Seminar ini juga menghadirkan Prof. Dr. Richard de Grijs selaku President of Division C Education, Outreach and Heritage of IAU (International Astronomical Union) yang mengisi ceramah dengan fokus bahasan mengenai International Astronomical Union dan pendidikan tinggi astronomi di dunia.Penyelenggaraan Seminar Panorama Antariksa (SPA) bekerja sama dengan Himpunan Astronomi Indonesia (HAI).

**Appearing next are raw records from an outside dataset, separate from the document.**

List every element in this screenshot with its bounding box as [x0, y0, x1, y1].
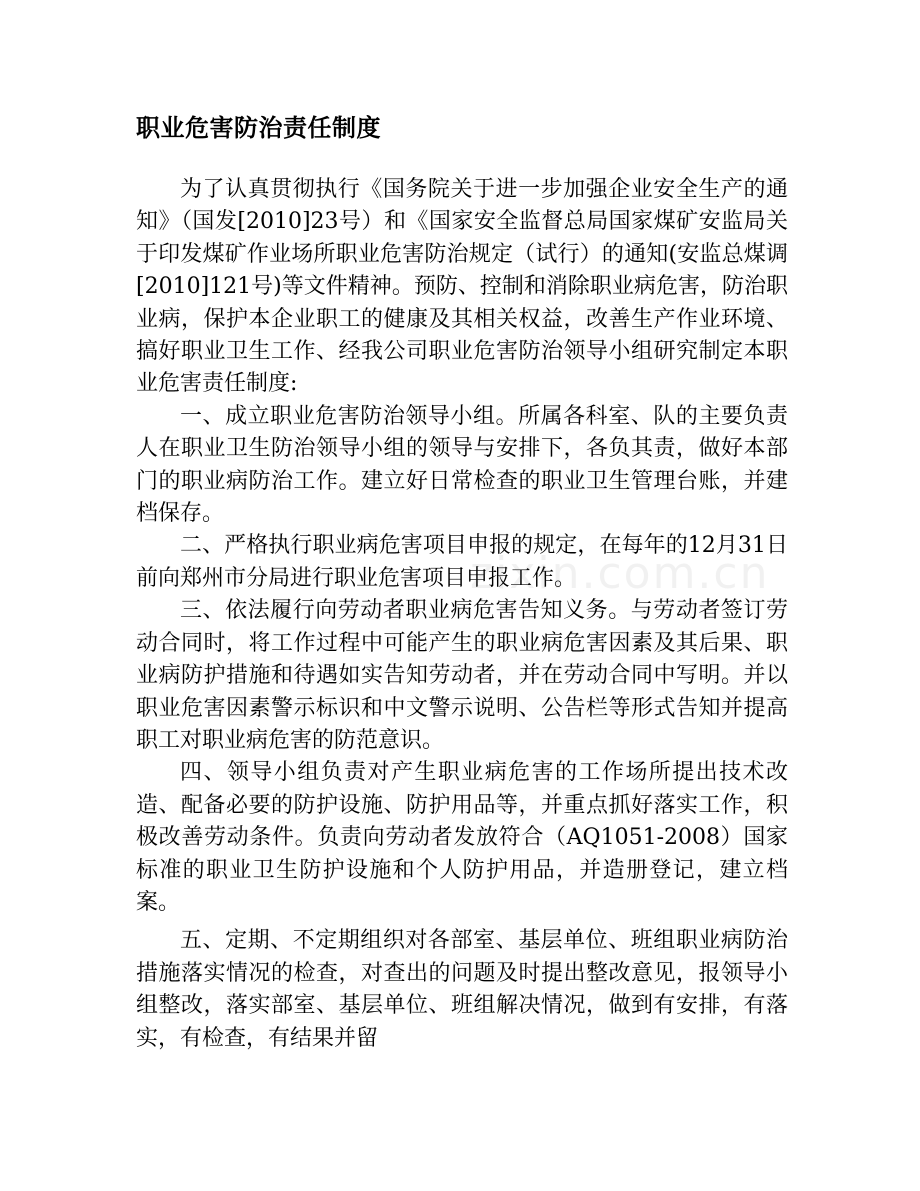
document-body: [136, 174, 788, 1055]
watermark: zixin.com.cn: [470, 548, 770, 599]
clause-3-paragraph: 三、依法履行向劳动者职业病危害告知义务。与劳动者签订劳动合同时，将工作过程中可能产生的职业病危害因素及其后果、职业病防护措施和待遇如实告知劳动者，并在劳动合同中写明。并以职业危害因素警示标识和中文警示说明、公告栏等形式告知并提高职工对职业病危害的防范意识。: [136, 598, 788, 753]
intro-paragraph: 为了认真贯彻执行《国务院关于进一步加强企业安全生产的通知》（国发[2010]23号）和《国家安全监督总局国家煤矿安监局关于印发煤矿作业场所职业危害防治规定（试行）的通知(安监总煤调[2010]121号)等文件精神。预防、控制和消除职业病危害，防治职业病，保护本企业职工的健康及其相关权益，改善生产作业环境、搞好职业卫生工作、经我公司职业危害防治领导小组研究制定本职业危害责任制度:: [136, 177, 788, 397]
clause-4-paragraph: 四、领导小组负责对产生职业病危害的工作场所提出技术改造、配备必要的防护设施、防护用品等，并重点抓好落实工作，积极改善劳动条件。负责向劳动者发放符合（AQ1051-2008）国家标准的职业卫生防护设施和个人防护用品，并造册登记，建立档案。: [136, 760, 788, 915]
clause-2-paragraph: 二、严格执行职业病危害项目申报的规定，在每年的12月31日前向郑州市分局进行职业危害项目申报工作。: [136, 533, 788, 591]
clause-5-paragraph: 五、定期、不定期组织对各部室、基层单位、班组职业病防治措施落实情况的检查，对查出的问题及时提出整改意见，报领导小组整改，落实部室、基层单位、班组解决情况，做到有安排，有落实，有检查，有结果并留: [136, 928, 788, 1051]
document-title: 职业危害防治责任制度: [136, 114, 381, 142]
clause-1-paragraph: 一、成立职业危害防治领导小组。所属各科室、队的主要负责人在职业卫生防治领导小组的领导与安排下，各负其责，做好本部门的职业病防治工作。建立好日常检查的职业卫生管理台账，并建档保存。: [136, 403, 788, 527]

Seminar diisi dengan presentasi oleh 55 presenter kontributor yang terdiri atas 44 pembicara oral dan 11 pembicara poster. Presenter merupakan para peneliti atau pegiat astronomi yang telah mengirimkan abstrak paper dan telah melalui tahapan seleksi. Topik yang diangkat pada presentasi ini adalah Matahari, Fisika Bintang, Tata Surya, &; Eksoplanet; Astrofisika Teoretik, Galaksi, &; Kosmologi; Instrumentasi &; Fasilitas Astronomi; Pendidikan Astronomi dalam Era Teknologi 4.0; Keilmuan Multidisiplin terkait Astronomi; serta Popularisasi, Komunikasi, dan Public Outreach Astronomi. Seminar Panorama Antariksa ditujukan untuk meningkatkan kualitas riset astronomi dan bidang terkait serta menjadi wadah pertukaran informasi dan pengetahuan bagi para pegiat astronomi di Indonesia.